Since Money Magazine recently celebrated their 35th anniversary, I thought it might be useful to go back and look at the inaugural issue of Money Magazine. Cover-dated October 1972, the first issue is in many ways surprisingly similar to Money in its current incarnation – very direct and specific personal finance advice. Here are seven things that really caught my attention.
8 Lessons Learned From the First Issue of Money Magazine
1. The majority of financial firms advertising in the issue are completely defunct
Brokerages and various investment opportunities took out many, many ads in this issue. The vast majority of them are now defunct – I tried tracking down several to see what became of their business but they seem to have completely folded. The only ones to have survived are the monsters – Bank of America and American Express, most notably.
What does this mean for you? There’s a decent likelihood that the companies managing your money right now are not going to be around when you go to retire. Interesting thought, isn’t it?

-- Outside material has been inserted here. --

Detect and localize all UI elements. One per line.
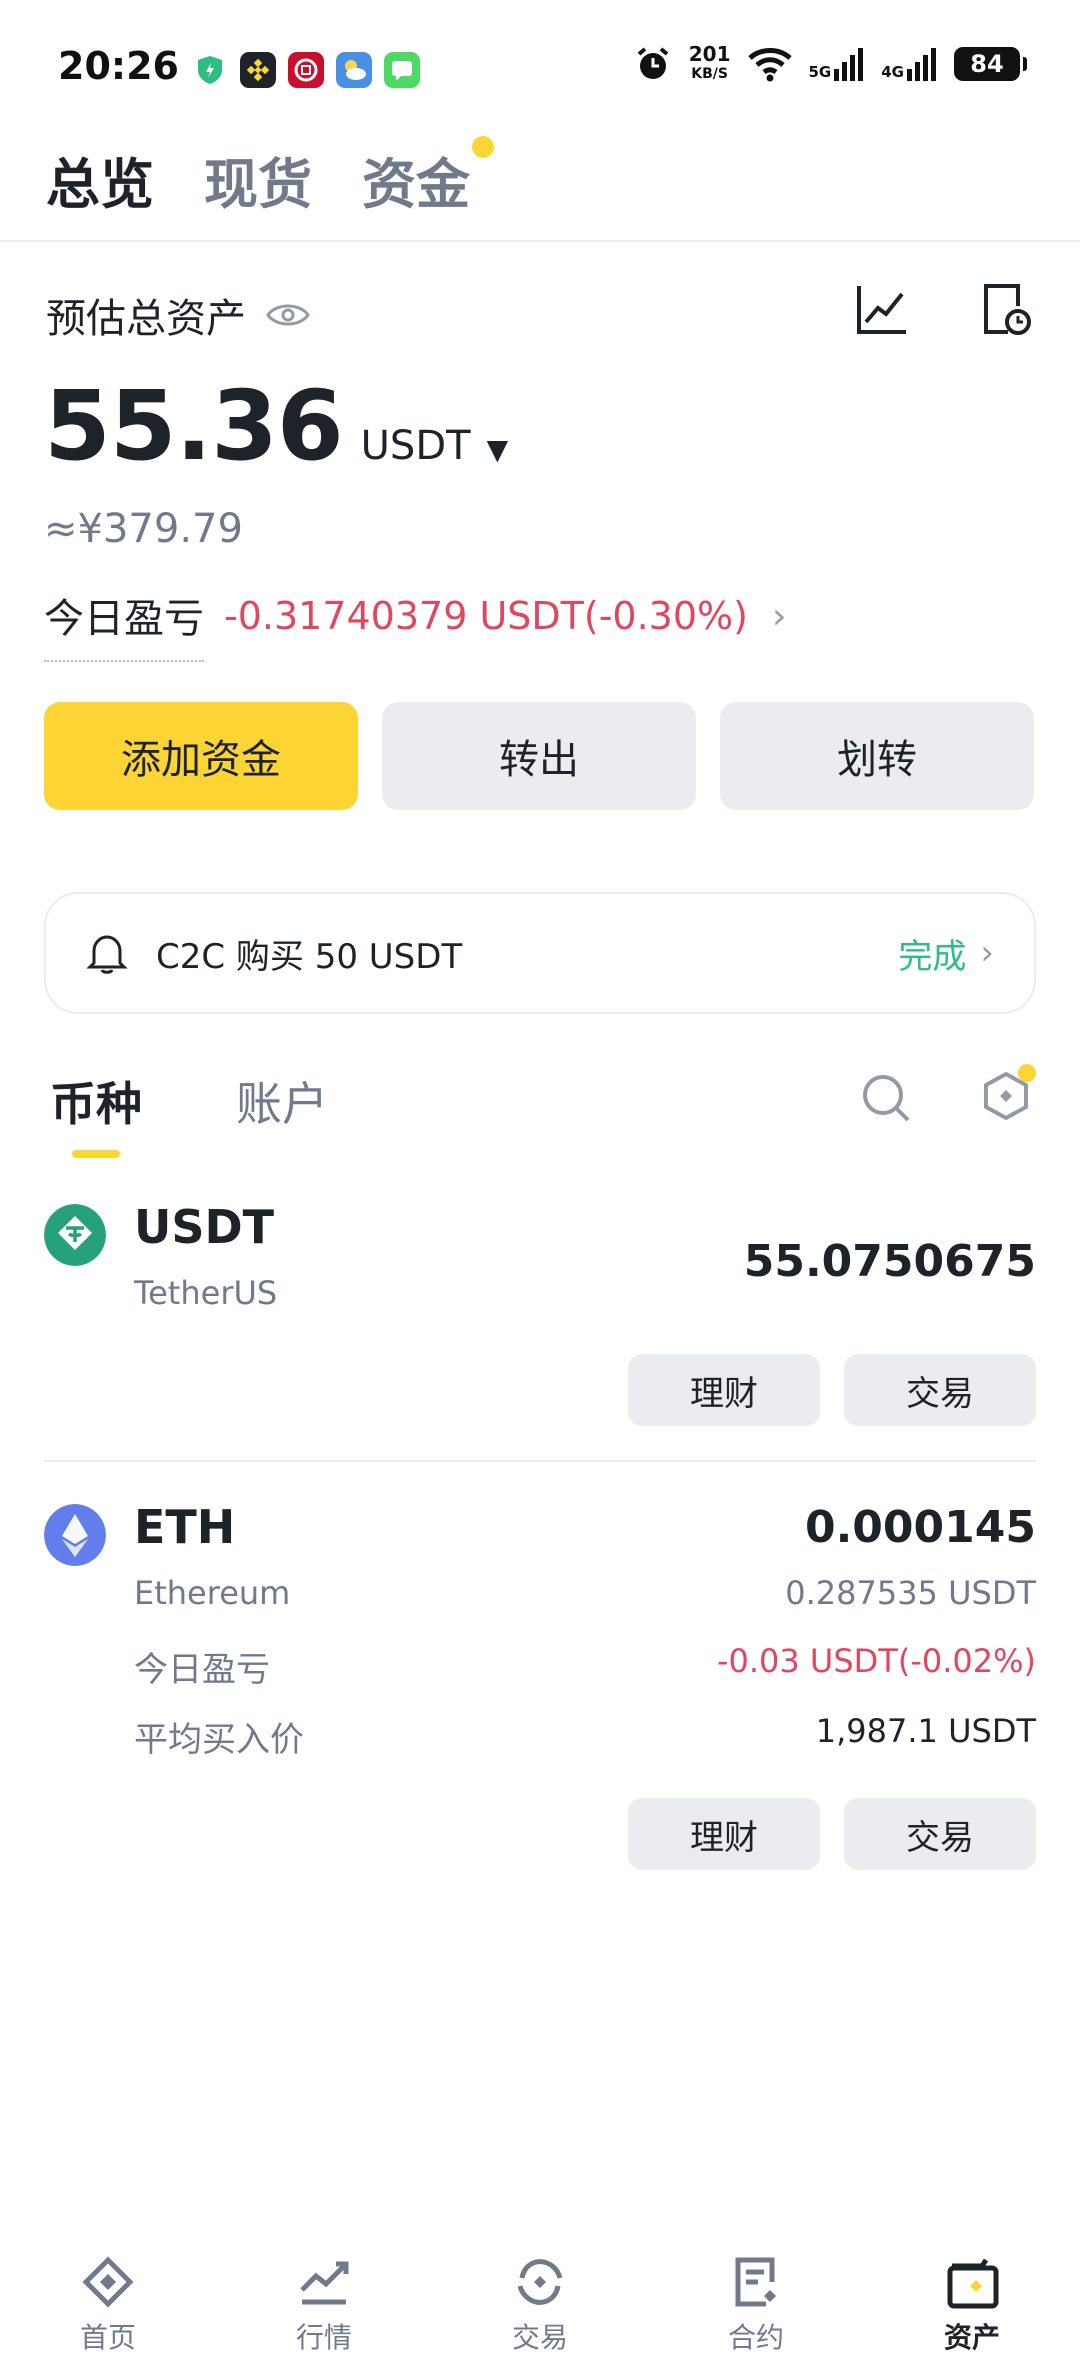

2. Credit cards were very, very different
The entire issue only had two advertisements for credit cards, one for American Express and the other for BankAmericard (the forerunner to Visa). The American Express card featured a straight 12% annual interest rate. The best part? This fine print from the American Express ad:
The undersigned aggres to be bound by the terms and conditions that accompany each Card (original, renewal, or replacement) unless he cuts the card in half and returns both halves.
Cut the card in half and return both halves? I can’t even conceive of a modern credit card issuer wanting to deal with that.
3. A generous budget for a seven day trip for two in the south of France? $500
At first, that’s almost shocking, but when you figure in inflation over the period since 1973, the price becomes $2,327.64, which seems much more reasonable for a solid, not overly extravagant vacation for two in the south of France. It ends up being more of a commentary on inflation than anything else. As I read the article, I realized that it’s a pretty solid travelogue for the time and aspects of it are still applicable today.
4. Ma Bell
The ad for Ma Bell (aka American Telephone and Telegraph) was telling not only of the telephone service at the time, but the fact that there was a stranglehold on long distance telephone service in the United States. Person-to-person long distance calls on weekdays (8 AM to 5 PM) were $3.55 for the first 3 minutes. That’s in 1973 dollars – $16.53 in today’s dollars. Yes, if Ma Bell still ran the show, you would be paying $16.53 for a three minute long person to person call in the United States. (For those unaware, person-to-person means that the operator would verify who was being called – remember, this was the days before caller ID). This rate is actually advertised, meaning that apparently these rates were good enough to warrant extra attention. If you’re willing to accept a number of limitations, you can even get a lower rate of $1.35 for the first three minutes (yes, still in 1973 dollars)!
Kind of makes you thankful for today’s providers, doesn’t it? Some prices have certainly lowered since 1973.
5. Contaminated food was a major concern in this first issue
Basically, many people complained about unwanted stuff in foods, like impurities in flour and such. Today, the bigger concern is that these impurities are natural – that’s why organics have become a popular item. People are far less worried about slight natural impurities in flour and are much more worried about chemical treatment of food, but the concern about the food supply still persists. Why? Food is one of our base needs, and thus it is something that many care deeply about.
6. Working women in the 1970s had a very raw deal
Compared to then, the genders are much closer to equality. I’m amazed that mothers worked at all in those times, considering their jobs would barely break even. One of the issue’s feature articles focuses on a few of their experiences, including stories of women working full time and only actually netting $45 after the whole week. Seriously, why work? That net pay is far, far less than minimum wage, and a good bit of frugality would have made that difference even in 1973.
7. People were far less prone to debt
In this issue, people with just a few thousand in total debt were nearly panicking, and there was basically no concept of easy credit. The only mortgages mentioned were very solid fixed rate mortgages with a relatively low interest rate and a low principal, likely due to the firm requirement of a down payment. Credit has gone crazy in this country since 1973.
8. The subscription price hasn’t changed in thirty five years
The subscription card in the magazine offers one year’s worth of Money for $12 – the exact same price you can get from such insert cards today. Of course, today’s magazine has a much higher ad-to-content ratio, which makes all the difference. I would much rather pay a higher rate for a magazine with minimal ads.
Note: this is a pared-down version of what I originally had intended to present here. I attempted to gain permission to use a small number of scanned pages from the issue, but I was unable to secure permission for these scans from Time-Warner.